APL Apollo Tubes has raised ₹200 Crore through a 55-day issuance of short-term debt, priced at an annual interest rate of 6.12%. The company's strong creditworthiness is reflected in the [ICRA] A1+ rating assigned to this instrument, which signifies a very high degree of safety for timely repayment of financial obligations. This move enhances the company's liquidity for its working capital needs. The Commercial Paper will be listed on BSE Limited.

Funding Details and Investor Confidence

The announcement on April 21, 2026, detailed the successful issuance of these Commercial Papers worth ₹200 Crore, with funds sourced from UTI-LIQUID FUND. The short-term debt instruments mature on June 15, 2026. The [ICRA] A1+ rating confirms a very strong degree of safety concerning the company's financial obligations. This type of short-term debt is a key tool for managing immediate working capital. The top-tier [ICRA] A1+ rating highlights APL Apollo Tubes' strong short-term credit quality and its capacity to meet obligations. The successful issuance shows the company's efficient access to capital markets, supported by its robust financial standing and institutional investor confidence.

Company Financials and Expansion

APL Apollo Tubes, India's leading structural steel tube maker, regularly taps capital markets for liquidity. The company has a history of securing favorable credit ratings, with ICRA consistently awarding it [ICRA] A1+ for short-term debt and [ICRA] AA+ for long-term facilities. Financially, APL Apollo shows strength with low debt levels and good interest coverage. Reports indicate the company has maintained a net debt-negative position since FY2024, driven by strong cash generation and minimal debt-financed capital expenditures. Despite ambitious expansion projects and entry into new product areas, its liquidity remains solid, bolstered by significant cash reserves and available credit lines.

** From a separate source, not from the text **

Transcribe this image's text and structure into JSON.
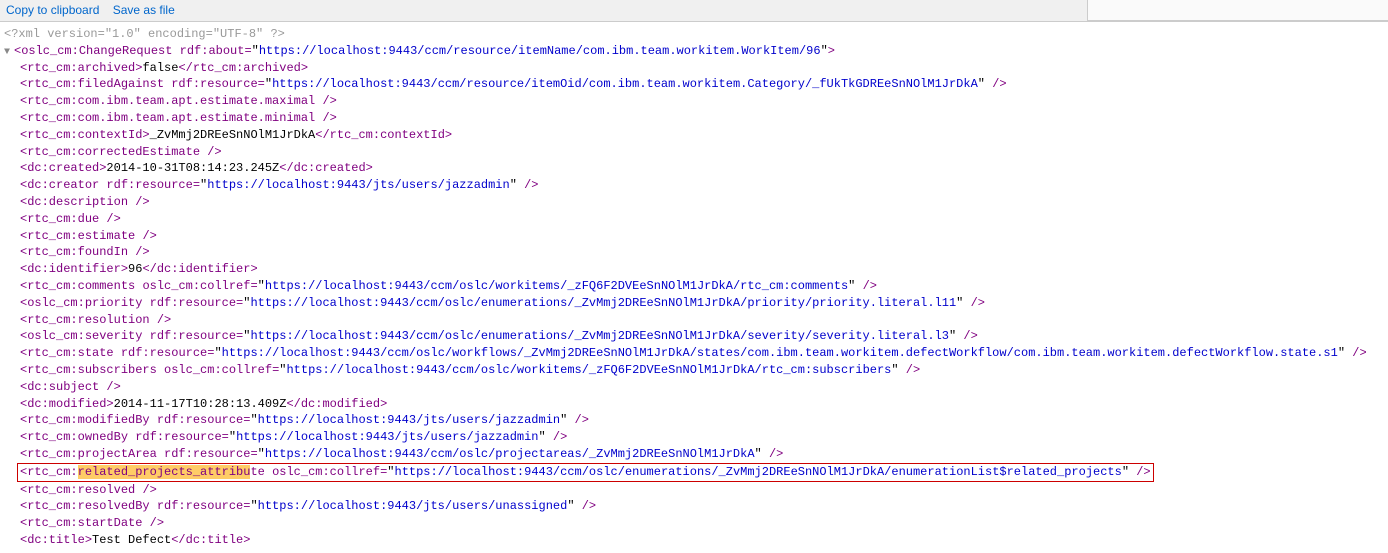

This ₹200 Crore infusion immediately boosts operational funds and working capital. Securing this funding at a competitive 6.12% rate reflects efficient treasury management. The strong [ICRA] A1+ rating and placement with a fund like UTI-LIQUID FUND underscore institutional confidence in APL Apollo's credit quality and operational stability, supporting flexible day-to-day operations and inventory management.

Potential Risks and Market Position

A potential background risk to monitor involves ongoing SEBI proceedings against promoter Sanjay Gupta and APL Infrastructure Pvt. Ltd. These proceedings are currently stayed by SAT, awaiting final resolution.

APL Apollo commands a 50% market share in India's steel construction pipes sector. While it often provides more competitive pricing and a broader distribution network than peers like Tata Steel for GI pipes, its valuation metrics, such as the P/E ratio, are typically higher, reflecting investor expectations for continued growth.

What to Watch Next

Investors will be watching for future debt issuances, changes in credit ratings from agencies like ICRA, CRISIL, and CARE, and the company's working capital management efficiency, including debtor days and inventory turnover. Tracking the deployment of these funds and progress on expansion plans into specialty tubes will also be key.